Datacenters (large-scale computing centers comprised of large numbers of servers) have become ubiquitous in modern computing, but are severely power constrained. Although typical datacenter applications are not traditional targets for hardware acceleration, their strict power limits have made FPGA acceleration an attractive target. However, typical datacenter applications can be considerably challenging to accelerate with FPGAs. The goal of this work is to study how FPGAs can improve efficiency and speed of large-scale datacenters and their applications.

This work is supported by the Semiconductor Research Corporation.

Low-Cost and Low-Power Hardware for Collaborative Spectrum Sensing

With the explosive growth in wireless communications, the RF spectrum is now more than ever an important but limited resource. However, monitoring use of the RF spectrum in space and time, whether to patrol for unauthorized access or to exploit under-utilized bandwidth, can become extremely difficult. The goal of this collaborative project is to bring “spectrum sensing to the masses” by studying how to design efficient low-power spectrum sensing hardware that can be distributed across a region of interest, and pairing it with intelligent centralized algorithms that can aggregate and interpolate sensed data. Specifically, we are studying how automatic generation techniques can help create efficient hardware for sensing and detecting usage of the frequency spectrum. The goal is to produce a domain-specific hardware generation framework that will allow users to quickly create hardware designs adapted to different tradeoff scenarios.

This work is supported by the National Science Foundation EARS (“Enhancing Access to the Radio Spectrum”) program, under award 1642965.

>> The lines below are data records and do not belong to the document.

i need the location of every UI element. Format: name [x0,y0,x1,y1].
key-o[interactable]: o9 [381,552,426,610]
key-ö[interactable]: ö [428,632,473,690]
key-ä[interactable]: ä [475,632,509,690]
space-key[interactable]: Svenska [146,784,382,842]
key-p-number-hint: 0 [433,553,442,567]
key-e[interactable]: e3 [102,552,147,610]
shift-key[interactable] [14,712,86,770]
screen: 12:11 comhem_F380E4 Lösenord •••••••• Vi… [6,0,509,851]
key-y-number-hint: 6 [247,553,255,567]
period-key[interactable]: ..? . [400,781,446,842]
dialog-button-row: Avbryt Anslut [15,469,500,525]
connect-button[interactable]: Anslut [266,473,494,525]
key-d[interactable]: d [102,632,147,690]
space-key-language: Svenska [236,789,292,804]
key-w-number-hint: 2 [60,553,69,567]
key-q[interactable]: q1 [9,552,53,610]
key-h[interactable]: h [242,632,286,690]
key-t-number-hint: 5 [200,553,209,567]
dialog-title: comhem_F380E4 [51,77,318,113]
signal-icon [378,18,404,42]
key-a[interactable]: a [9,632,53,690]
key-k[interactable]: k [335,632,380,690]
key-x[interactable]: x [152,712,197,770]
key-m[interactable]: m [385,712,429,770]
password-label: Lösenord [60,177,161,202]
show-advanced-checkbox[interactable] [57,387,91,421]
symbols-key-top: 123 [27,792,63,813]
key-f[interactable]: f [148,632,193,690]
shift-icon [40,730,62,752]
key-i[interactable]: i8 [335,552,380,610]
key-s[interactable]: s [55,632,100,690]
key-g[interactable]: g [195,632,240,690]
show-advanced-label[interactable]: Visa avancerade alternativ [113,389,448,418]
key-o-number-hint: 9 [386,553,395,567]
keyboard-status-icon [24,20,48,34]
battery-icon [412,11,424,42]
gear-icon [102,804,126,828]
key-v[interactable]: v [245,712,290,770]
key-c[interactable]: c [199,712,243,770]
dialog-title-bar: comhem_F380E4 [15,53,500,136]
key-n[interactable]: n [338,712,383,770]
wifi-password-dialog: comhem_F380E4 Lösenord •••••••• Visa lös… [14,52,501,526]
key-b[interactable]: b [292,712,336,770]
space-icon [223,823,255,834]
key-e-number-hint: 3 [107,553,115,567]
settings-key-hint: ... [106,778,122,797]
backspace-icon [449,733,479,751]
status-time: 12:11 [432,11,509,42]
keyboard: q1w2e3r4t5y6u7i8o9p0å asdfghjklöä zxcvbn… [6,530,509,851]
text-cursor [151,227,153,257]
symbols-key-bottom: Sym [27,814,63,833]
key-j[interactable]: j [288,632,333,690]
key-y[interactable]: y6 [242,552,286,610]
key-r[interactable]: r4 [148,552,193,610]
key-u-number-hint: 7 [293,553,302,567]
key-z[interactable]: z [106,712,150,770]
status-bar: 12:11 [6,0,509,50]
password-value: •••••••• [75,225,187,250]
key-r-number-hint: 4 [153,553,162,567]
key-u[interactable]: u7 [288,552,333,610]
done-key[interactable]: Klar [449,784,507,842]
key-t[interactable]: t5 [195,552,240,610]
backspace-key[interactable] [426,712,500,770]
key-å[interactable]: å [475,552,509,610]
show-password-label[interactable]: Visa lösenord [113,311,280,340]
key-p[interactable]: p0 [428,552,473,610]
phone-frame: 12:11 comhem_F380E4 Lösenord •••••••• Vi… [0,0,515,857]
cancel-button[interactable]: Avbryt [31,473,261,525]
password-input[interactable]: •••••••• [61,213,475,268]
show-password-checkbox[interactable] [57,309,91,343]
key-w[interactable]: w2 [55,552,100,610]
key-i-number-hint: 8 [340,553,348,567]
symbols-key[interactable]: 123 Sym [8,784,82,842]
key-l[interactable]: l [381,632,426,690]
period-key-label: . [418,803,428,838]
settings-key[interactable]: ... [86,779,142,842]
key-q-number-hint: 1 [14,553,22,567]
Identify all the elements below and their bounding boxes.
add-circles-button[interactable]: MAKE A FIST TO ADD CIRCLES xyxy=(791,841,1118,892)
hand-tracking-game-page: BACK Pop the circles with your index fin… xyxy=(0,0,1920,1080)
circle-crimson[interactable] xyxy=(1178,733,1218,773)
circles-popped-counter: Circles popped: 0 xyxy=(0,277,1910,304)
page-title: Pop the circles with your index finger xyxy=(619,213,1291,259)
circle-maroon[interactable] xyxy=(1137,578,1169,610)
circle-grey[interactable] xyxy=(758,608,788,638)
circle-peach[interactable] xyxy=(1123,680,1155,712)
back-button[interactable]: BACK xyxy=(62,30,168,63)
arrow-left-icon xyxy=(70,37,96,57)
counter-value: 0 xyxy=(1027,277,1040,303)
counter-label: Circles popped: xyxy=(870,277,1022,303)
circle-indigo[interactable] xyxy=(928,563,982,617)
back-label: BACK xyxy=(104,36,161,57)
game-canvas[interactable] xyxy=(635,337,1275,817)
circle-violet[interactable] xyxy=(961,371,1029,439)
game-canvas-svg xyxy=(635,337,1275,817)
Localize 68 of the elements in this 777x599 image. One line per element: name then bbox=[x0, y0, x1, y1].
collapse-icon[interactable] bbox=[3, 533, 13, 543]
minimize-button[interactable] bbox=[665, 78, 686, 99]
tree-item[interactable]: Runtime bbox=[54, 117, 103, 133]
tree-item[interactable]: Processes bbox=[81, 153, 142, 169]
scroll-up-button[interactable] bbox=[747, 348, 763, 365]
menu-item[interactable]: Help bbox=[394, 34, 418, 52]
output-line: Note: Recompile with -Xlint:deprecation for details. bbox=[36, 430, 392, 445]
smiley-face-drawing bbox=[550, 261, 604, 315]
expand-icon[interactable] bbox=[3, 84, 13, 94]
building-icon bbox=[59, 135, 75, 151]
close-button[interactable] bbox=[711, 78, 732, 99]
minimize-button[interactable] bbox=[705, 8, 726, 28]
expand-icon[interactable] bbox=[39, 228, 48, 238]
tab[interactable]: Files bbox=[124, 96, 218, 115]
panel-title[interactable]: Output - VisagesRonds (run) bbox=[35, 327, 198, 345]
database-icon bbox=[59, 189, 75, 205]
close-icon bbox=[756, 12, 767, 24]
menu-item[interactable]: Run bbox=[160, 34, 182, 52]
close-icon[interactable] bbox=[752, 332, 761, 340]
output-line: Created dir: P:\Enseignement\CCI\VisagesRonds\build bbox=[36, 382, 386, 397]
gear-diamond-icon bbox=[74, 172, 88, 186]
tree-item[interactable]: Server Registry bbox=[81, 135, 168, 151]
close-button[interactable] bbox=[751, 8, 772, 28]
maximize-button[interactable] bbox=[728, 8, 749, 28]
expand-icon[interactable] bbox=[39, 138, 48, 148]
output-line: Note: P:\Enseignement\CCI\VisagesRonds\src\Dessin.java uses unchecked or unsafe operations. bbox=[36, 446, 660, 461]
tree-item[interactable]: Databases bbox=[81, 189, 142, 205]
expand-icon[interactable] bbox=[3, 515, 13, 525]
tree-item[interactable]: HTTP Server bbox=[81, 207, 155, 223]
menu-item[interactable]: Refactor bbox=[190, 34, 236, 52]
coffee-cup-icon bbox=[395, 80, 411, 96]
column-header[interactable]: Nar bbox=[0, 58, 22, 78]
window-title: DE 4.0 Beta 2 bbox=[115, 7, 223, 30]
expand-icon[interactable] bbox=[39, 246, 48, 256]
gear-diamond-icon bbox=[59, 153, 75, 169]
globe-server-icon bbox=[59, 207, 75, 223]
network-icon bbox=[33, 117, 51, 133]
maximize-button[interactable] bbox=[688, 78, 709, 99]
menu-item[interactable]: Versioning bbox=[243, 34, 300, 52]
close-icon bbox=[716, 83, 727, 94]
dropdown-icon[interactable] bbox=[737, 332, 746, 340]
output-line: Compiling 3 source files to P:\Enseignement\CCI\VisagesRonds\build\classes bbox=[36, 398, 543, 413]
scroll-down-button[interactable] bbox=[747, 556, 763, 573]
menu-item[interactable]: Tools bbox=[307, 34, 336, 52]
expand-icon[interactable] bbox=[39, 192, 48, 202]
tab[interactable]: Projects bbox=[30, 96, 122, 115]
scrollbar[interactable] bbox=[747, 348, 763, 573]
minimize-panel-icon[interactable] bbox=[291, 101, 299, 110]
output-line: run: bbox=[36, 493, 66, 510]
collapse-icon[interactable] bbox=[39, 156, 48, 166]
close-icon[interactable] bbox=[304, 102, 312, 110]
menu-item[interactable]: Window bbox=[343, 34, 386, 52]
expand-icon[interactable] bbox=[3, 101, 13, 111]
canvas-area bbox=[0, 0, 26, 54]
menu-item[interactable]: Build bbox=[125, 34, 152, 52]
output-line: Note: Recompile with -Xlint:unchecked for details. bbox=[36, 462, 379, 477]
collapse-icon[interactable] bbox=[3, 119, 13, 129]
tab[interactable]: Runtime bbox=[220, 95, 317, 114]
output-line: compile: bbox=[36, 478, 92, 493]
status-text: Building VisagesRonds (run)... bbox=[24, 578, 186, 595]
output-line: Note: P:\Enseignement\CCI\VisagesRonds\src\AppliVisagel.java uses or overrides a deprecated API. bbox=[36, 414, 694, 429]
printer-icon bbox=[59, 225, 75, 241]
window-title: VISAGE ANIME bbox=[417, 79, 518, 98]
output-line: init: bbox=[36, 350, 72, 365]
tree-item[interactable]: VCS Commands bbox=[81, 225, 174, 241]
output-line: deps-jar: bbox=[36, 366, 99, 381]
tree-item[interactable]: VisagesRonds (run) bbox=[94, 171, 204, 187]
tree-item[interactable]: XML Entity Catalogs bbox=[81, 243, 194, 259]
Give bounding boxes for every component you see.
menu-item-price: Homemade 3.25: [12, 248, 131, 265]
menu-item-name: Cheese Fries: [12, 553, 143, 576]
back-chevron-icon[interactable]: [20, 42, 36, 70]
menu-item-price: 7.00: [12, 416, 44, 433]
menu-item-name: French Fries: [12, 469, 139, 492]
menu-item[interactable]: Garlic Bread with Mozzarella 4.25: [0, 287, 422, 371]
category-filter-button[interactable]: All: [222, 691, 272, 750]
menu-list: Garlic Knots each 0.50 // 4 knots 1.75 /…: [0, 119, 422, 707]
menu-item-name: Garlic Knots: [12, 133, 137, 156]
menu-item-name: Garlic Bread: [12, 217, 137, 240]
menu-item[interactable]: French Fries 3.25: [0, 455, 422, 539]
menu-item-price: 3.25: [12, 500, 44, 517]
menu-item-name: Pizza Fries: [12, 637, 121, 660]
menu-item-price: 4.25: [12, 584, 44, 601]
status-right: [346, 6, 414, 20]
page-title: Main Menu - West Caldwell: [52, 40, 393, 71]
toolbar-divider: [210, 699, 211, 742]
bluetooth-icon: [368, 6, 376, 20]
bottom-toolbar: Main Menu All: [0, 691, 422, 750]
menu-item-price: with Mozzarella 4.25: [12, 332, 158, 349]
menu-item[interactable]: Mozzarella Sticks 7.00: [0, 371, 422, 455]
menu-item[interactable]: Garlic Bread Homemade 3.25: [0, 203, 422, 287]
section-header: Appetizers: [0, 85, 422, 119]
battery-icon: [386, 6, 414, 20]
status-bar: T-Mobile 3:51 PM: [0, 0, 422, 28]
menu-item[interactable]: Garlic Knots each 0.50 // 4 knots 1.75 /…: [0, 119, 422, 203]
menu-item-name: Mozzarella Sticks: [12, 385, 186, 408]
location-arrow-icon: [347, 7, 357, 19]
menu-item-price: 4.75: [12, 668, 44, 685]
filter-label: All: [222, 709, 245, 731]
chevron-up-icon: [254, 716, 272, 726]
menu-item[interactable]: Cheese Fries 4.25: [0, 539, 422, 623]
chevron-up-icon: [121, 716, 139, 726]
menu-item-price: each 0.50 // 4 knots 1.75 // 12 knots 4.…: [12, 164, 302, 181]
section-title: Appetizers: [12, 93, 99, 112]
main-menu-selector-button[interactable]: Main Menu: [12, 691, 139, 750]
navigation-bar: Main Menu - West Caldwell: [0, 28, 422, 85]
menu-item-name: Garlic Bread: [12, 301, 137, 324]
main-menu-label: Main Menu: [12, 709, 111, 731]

Generating Domain-Specific Hardware Accelerators for Edge Computing

In the near future, edge devices (including smartphones, connected vehicles, road-side units with sensors and radios, and Internet-of-Things (IoT) devices) will be densely distributed and pervasively embedded in the world around us. Edge devices will sense and control our physical environments, processing sensing data to allow objects and computers to understand our surroundings. This new edge sensing/computing paradigm utilizes pervasively embedded sensing and computing resources, thus distributing the data processing, decision making and intelligence throughout the environment. Edge computing devices pose significant challenges, often requiring high computational capabilities over a range of different types of algorithms (e.g., signal processing, feature detection, machine learning) within limited power budgets. For these reasons, FPGAs represent an attractive platform for edge computing (especially for research in this area), but the difficulty of working with hardware dissuades many researchers. The goal of this recent project is to create a hardware/software platform for FPGA-based edge sensing and computing devices with an accompanying domain-specific hardware generator that will allow practitioners to easily prototype edge computing systems with FPGAs.

This work is supported by the National Science Foundation under award 1730291.